A valuable source for analyzing modern women’s history is quantitative evidence. It can help locate women within a greater society at the local, regional, national, and even, international level.

England Census

National governments, with their expanding bureaucracies, have increasingly undertaken the task of compiling statistical material about their citizens/subjects. This material includes national censuses that contain a variety of information, such as language of daily use, mother tongue, race, religion, marriage and family patterns, and longevity, as well as birth, death, and infant mortality rates.
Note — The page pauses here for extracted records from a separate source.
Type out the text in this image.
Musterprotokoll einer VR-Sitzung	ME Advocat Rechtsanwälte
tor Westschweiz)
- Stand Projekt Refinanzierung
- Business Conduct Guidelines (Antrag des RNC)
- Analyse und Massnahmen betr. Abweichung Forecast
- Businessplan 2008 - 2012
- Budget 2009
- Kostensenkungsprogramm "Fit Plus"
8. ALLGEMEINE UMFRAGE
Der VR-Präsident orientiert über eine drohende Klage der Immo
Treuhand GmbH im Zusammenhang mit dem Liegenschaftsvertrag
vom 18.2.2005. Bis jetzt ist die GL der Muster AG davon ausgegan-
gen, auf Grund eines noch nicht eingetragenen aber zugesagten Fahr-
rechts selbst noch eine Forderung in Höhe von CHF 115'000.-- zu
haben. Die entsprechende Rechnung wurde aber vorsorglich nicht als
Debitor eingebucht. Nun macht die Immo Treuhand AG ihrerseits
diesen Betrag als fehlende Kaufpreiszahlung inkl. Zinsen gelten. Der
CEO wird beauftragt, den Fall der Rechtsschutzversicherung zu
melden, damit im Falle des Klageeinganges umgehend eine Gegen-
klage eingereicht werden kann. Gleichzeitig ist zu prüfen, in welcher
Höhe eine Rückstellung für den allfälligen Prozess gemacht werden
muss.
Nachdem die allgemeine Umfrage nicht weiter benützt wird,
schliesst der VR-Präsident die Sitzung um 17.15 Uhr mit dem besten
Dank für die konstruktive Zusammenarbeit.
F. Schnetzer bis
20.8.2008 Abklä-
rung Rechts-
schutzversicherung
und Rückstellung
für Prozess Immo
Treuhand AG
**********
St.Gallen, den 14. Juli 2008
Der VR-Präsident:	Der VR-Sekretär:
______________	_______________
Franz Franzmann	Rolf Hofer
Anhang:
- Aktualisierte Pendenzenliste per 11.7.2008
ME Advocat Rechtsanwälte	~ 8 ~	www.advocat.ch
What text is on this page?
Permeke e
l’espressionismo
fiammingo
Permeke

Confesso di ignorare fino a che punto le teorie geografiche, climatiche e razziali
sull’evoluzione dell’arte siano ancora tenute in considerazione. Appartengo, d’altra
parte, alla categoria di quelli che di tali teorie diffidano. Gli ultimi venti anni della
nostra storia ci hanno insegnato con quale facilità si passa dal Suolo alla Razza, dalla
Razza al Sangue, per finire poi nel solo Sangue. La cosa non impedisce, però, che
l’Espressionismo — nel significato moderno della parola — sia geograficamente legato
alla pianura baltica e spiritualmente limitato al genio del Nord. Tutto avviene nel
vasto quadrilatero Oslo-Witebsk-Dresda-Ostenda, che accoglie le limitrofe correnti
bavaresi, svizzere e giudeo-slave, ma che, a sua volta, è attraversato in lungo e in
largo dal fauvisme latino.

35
Moreover, privately produced quantitative evidence (including polls, long-term medical studies, and other nongovernmental research) address numerous issues connected with globalization. Among these are the trafficking of women and children, differential nutrition levels, disease, wages and wage differences based on gender, and living standards. Much of the statistical evidence—including fertility levels, literacy, marital status, or rates of celibacy, marriage, and divorce—relates in one way or another to women’s situations, even when those gathering the material were not doing so with women in mind.

Categories of statistical analysis are created for a purpose. Analyzing the categories themselves can provide insights into how a society views women and gender, and into society as a whole. Why, for example, is the site of the United States census the home rather than the workplace? Why is women’s work in the home often not included in traditional studies of labor?

Statistical data usually contains information about groups of women, categorized by factors such as age, race, location, or economic situation. These often reveal little about individual women’s experiences, but can offer rich information about women’s experiences as a group. This kind of evidence enables us to make transnational comparisons about the lives of women as well as comparisons with men, and can tell us about changes in a wide variety of women’s experiences over time.